明人のクラスに辿り着いて、中には入らずに教室を覗く。
…いない。やっぱりそこに明人の姿はなかった。
「あれ?一成じゃん。今日あんた、学校に居たんだ?」
声を掛けてきたのは、江藤という女だった。俺とも明人とも割と仲が良くて、俺達が付き合っていることを…多分知っている。
「は?どういう意味だ、そりゃ」
俺は江藤が言った言葉の意味が分からず、思わず聞き返した。
そりゃたまには授業をサボることがあるが、“今日居たんだ?珍しい”なんて言われるほどサボってはいない筈だ。

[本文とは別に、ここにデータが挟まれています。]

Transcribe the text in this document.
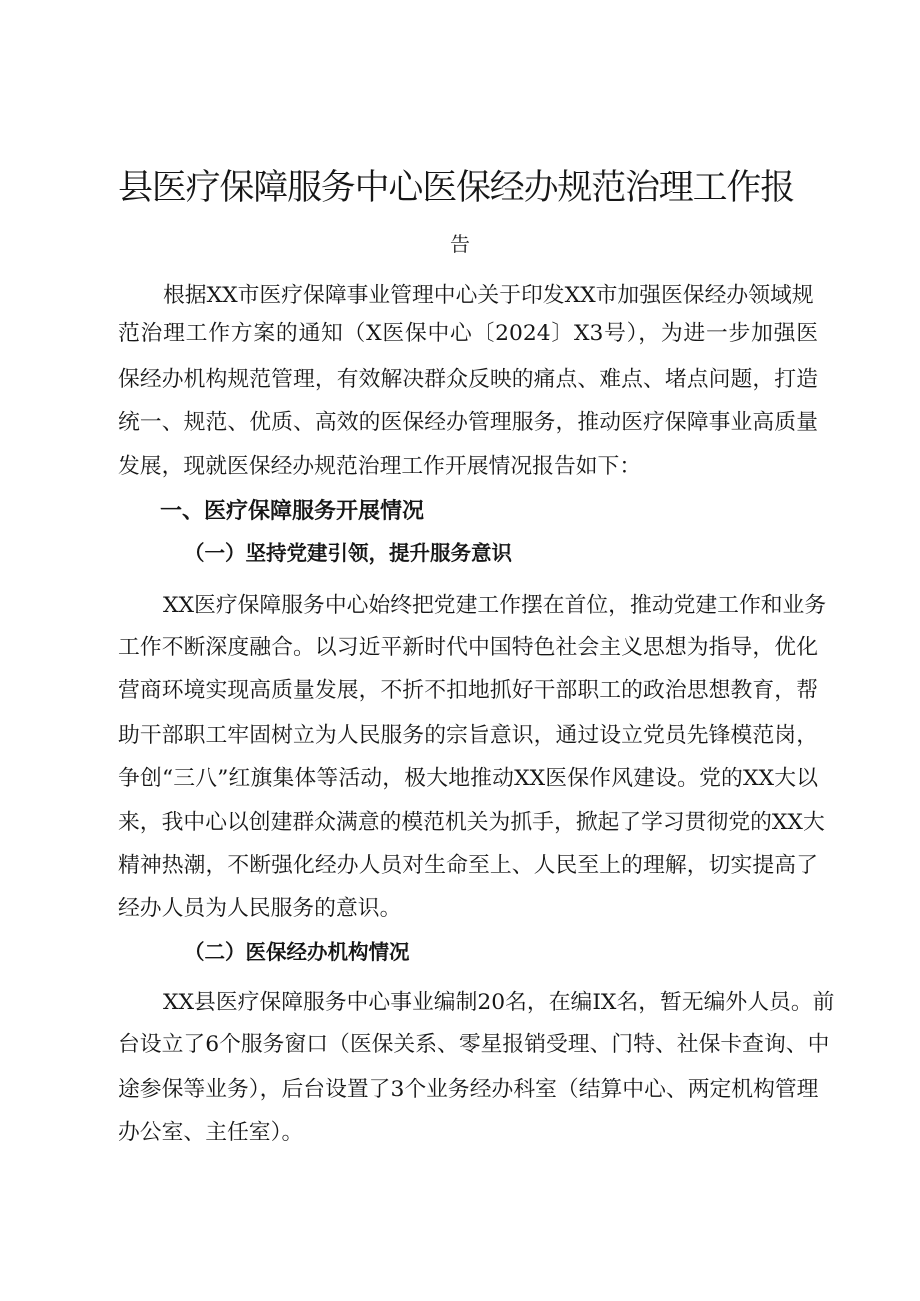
县医疗保障服务中心医保经办规范治理工作报

告

根据XX市医疗保障事业管理中心关于印发XX市加强医保经办领域规

范治理工作方案的通知（X医保中心〔2024〕X3号），为进一步加强医

保经办机构规范管理，有效解决群众反映的痛点、难点、堵点问题，打造

统一、规范、优质、高效的医保经办管理服务，推动医疗保障事业高质量

发展，现就医保经办规范治理工作开展情况报告如下：

一、医疗保障服务开展情况
（一）坚持党建引领，提升服务意识

XX医疗保障服务中心始终把党建工作摆在首位，推动党建工作和业务

工作不断深度融合。以习近平新时代中国特色社会主义思想为指导，优化

营商环境实现高质量发展，不折不扣地抓好干部职工的政治思想教育，帮

助干部职工牢固树立为人民服务的宗旨意识，通过设立党员先锋模范岗，

争创“三八”红旗集体等活动，极大地推动XX医保作风建设。党的XX大以

来，我中心以创建群众满意的模范机关为抓手，掀起了学习贯彻党的XX大

精神热潮，不断强化经办人员对生命至上、人民至上的理解，切实提高了

经办人员为人民服务的意识。

（二）医保经办机构情况

XX县医疗保障服务中心事业编制20名，在编IX名，暂无编外人员。前

台设立了6个服务窗口（医保关系、零星报销受理、门特、社保卡查询、中

途参保等业务），后台设置了3个业务经办科室（结算中心、两定机构管理

办公室、主任室）。
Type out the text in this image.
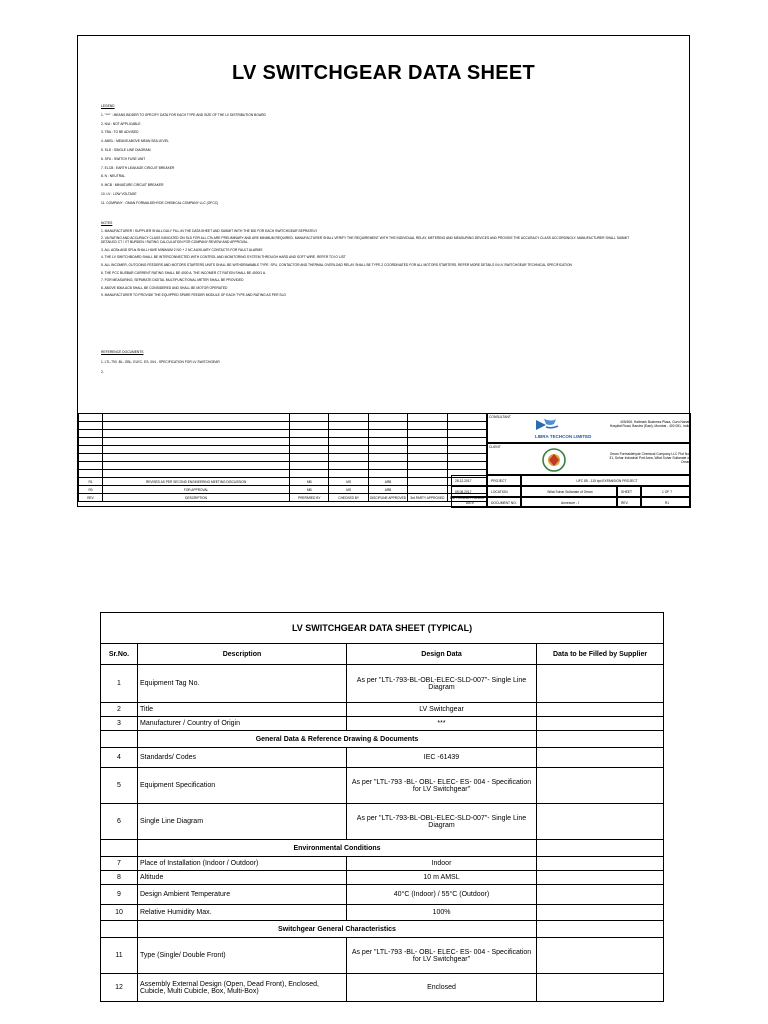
LV SWITCHGEAR DATA SHEET
LEGEND
1. "***" : MEANS BIDDER TO SPECIFY DATA FOR EACH TYPE AND SIZE OF THE LV DISTRIBUTION BOARD
2. N/A : NOT APPLICABLE
3. TBA : TO BE ADVISED
4. AMSL : MEANS ABOVE MEAN SEA LEVEL
5. SLD : SINGLE LINE DIAGRAM
6. SFU : SWITCH FUSE UNIT
7. ELCB : EARTH LEAKAGE CIRCUIT BREAKER
8. N : NEUTRAL
9. MCB : MINIATURE CIRCUIT BREAKER
10. LV : LOW VOLTAGE
11. COMPANY : OMAN FORMALDEHYDE CHEMICAL COMPANY LLC (OFCC)
NOTES
1. MANUFACTURER / SUPPLIER SHALL DULY FILL-IN THE DATA SHEET AND SUBMIT WITH THE BID FOR EACH SWITCHGEAR SEPRATELY
2. VA RATING AND ACCURACY CLASS INDICATED ON SLD FOR ALL CTs ARE PRELIMINARY AND ARE MINIMUM REQUIRED. MANUFACTURER SHALL VERIFY THE REQUIREMENT WITH THE INDIVIDUAL RELAY, METERING AND MEASURING DEVICES AND PROVIDE THE ACCURACY CLASS ACCORDINGLY. MANUFACTURER SHALL SUBMIT DETAILED CT / VT BURDEN / RATING CALCULATION FOR COMPANY REVIEW AND APPROVAL.
3. ALL ACBs AND SFUs SHALL HAVE MINIMUM 2 NO + 2 NC AUXILIARY CONTACTS FOR FAULT ALARMS
4. THE LV SWITCHBOARD SHALL BE INTERCONNECTED WITH CONTROL AND MONITORING SYSTEM THROUGH HARD AND SOFT WIRE. REFER TO IO LIST
5. ALL INCOMER, OUTGOING FEEDERS AND MOTORS STARTERS UNITS SHALL BE WITHDRAWABLE TYPE. SFU, CONTACTOR AND THERMAL OVERLOAD RELAY SHALL BE TYPE-2 COORDINATED FOR ALL MOTORS STARTERS. REFER MORE DETAILS IN LV SWITCHGEAR TECHNICAL SPECIFICATION
6. THE PCC BUSBAR CURRENT RATING SHALL BE 4000 A. THE INCOMER CT RATION SHALL BE 4000/1 A.
7. FOR MEASURING, SEPARATE DIGITAL MULTIFUNCTIONAL METER SHALL BE PROVIDED
8. ABOVE 800A ACB SHALL BE CONSIDERED AND SHALL BE MOTOR OPERATED
9. MANUFACTURER TO PROVIDE THE EQUIPPED SPARE FEEDER MODULE OF EACH TYPE AND RATING AS PER SLD
REFERENCE DOCUMENTS
1. LTL-793 -BL- OBL- ELEC- ES- 004 - SPECIFICATION FOR LV SWITCHGEAR
2.

R1	REVISED AS PER SECOND ENGINEERING MEETING DISCUSSION	MB	MS	ARB		
R0	FOR APPROVAL	MB	MS	ARB		
REV	DESCRIPTION	PREPARED BY	CHECKED BY	DISCIPLINE APPROVED	3rd PARTY APPROVED	BID FROM APPROVED
CONSULTANT
LIBRA TECHCON LIMITED
405/406, Hallmark Business Plaza, Guru Nanak Hospital Road, Bandra (East), Mumbai - 400 051, India
CLIENT
Oman Formaldehyde Chemical Company LLC Plot No. 31, Sohar Industrial Port Area, Wilat Sohar Sultanate of Oman
28.12.2017	PROJECT	UFC 85 - 115 tpd EXPANSION PROJECT
09.08.2017	LOCATION	Wilat Sohar Sultanate of Oman	SHEET	1 OF 7
DATE	DOCUMENT NO.	Annexure - I	REV.	R1
LV SWITCHGEAR DATA SHEET (TYPICAL)			
Sr.No.	Description	Design Data	Data to be Filled by Supplier
1	Equipment Tag No.	As per "LTL-793-BL-OBL-ELEC-SLD-007"- Single Line Diagram	
2	Title	LV Switchgear	
3	Manufacturer / Country of Origin	***	
	General Data & Reference Drawing & Documents		
4	Standards/ Codes	IEC -61439	
5	Equipment Specification	As per "LTL-793 -BL- OBL- ELEC- ES- 004 - Specification for LV Switchgear"	
6	Single Line Diagram	As per "LTL-793-BL-OBL-ELEC-SLD-007"- Single Line Diagram	
	Environmental Conditions		
7	Place of Installation (Indoor / Outdoor)	Indoor	
8	Altitude	10 m AMSL	
9	Design Ambient Temperature	40°C (Indoor) / 55°C (Outdoor)	
10	Relative Humidity Max.	100%	
	Switchgear General Characteristics		
11	Type (Single/ Double Front)	As per "LTL-793 -BL- OBL- ELEC- ES- 004 - Specification for LV Switchgear"	
12	Assembly External Design (Open, Dead Front), Enclosed, Cubicle, Multi Cubicle, Box, Multi-Box)	Enclosed	
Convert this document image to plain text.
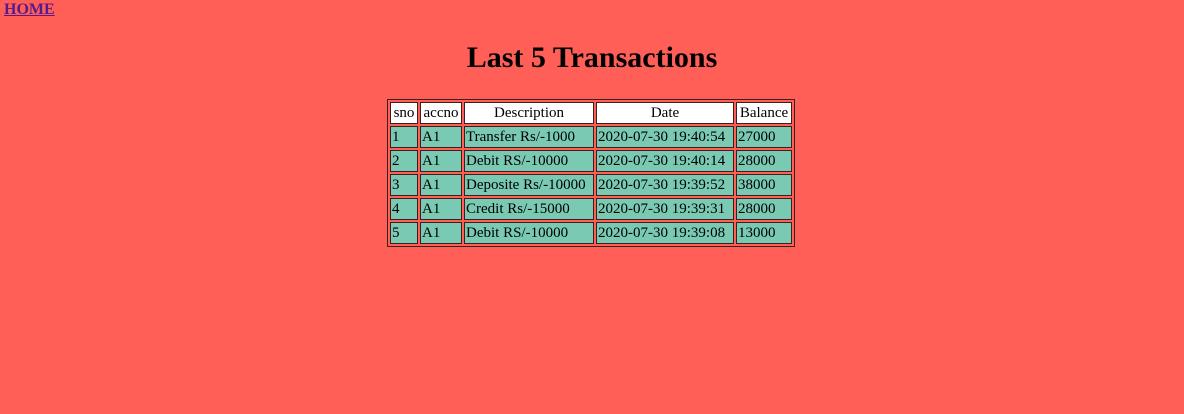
HOME
Last 5 Transactions
sno	accno	Description	Date	Balance
1	A1	Transfer Rs/-1000	2020-07-30 19:40:54	27000
2	A1	Debit RS/-10000	2020-07-30 19:40:14	28000
3	A1	Deposite Rs/-10000	2020-07-30 19:39:52	38000
4	A1	Credit Rs/-15000	2020-07-30 19:39:31	28000
5	A1	Debit RS/-10000	2020-07-30 19:39:08	13000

「え、だってあっきー、風邪で寝込んでるんでしょ?あっきーの一大事には飛んで行くあんたじゃん。珍しいね」
驚愕の事実だ。明人が風邪引いて寝込んでるなんて…。
「マジで!?何でそういうことは早く言わないんだよっ!」
「は?あんた、知らなかったの?私はてっきりあっきーからメールとか来ているもんだと…」
「来てない…。メールも電話も無い…。ま、まさか………死………」
「いや、それは考え過ぎ。担任が言ってたから、学校には連絡入れたみたいだけど…、ほんとに熱でダウンしてんだね」
江藤の言葉に、熱でうなされる明人の姿が思い浮かぶ。
きっと今頃、俺に助けを求めているに違いない。


「江藤、俺帰るから」
「はい、さようなら。風邪、移されないように気をつけな。ついでにあっきーにお大事にって言っといて。」
俺の行動を先読みしていたようで、江藤は午後の授業ついては何も言わない。
さっぱりとしていて、なかなか良い女だと思う。興味はないが。
返事もそこそこに、俺は江藤に別れを告げると走り出した。
明人の苦しそうにしている姿が思い浮かんで、胸が痛くなった。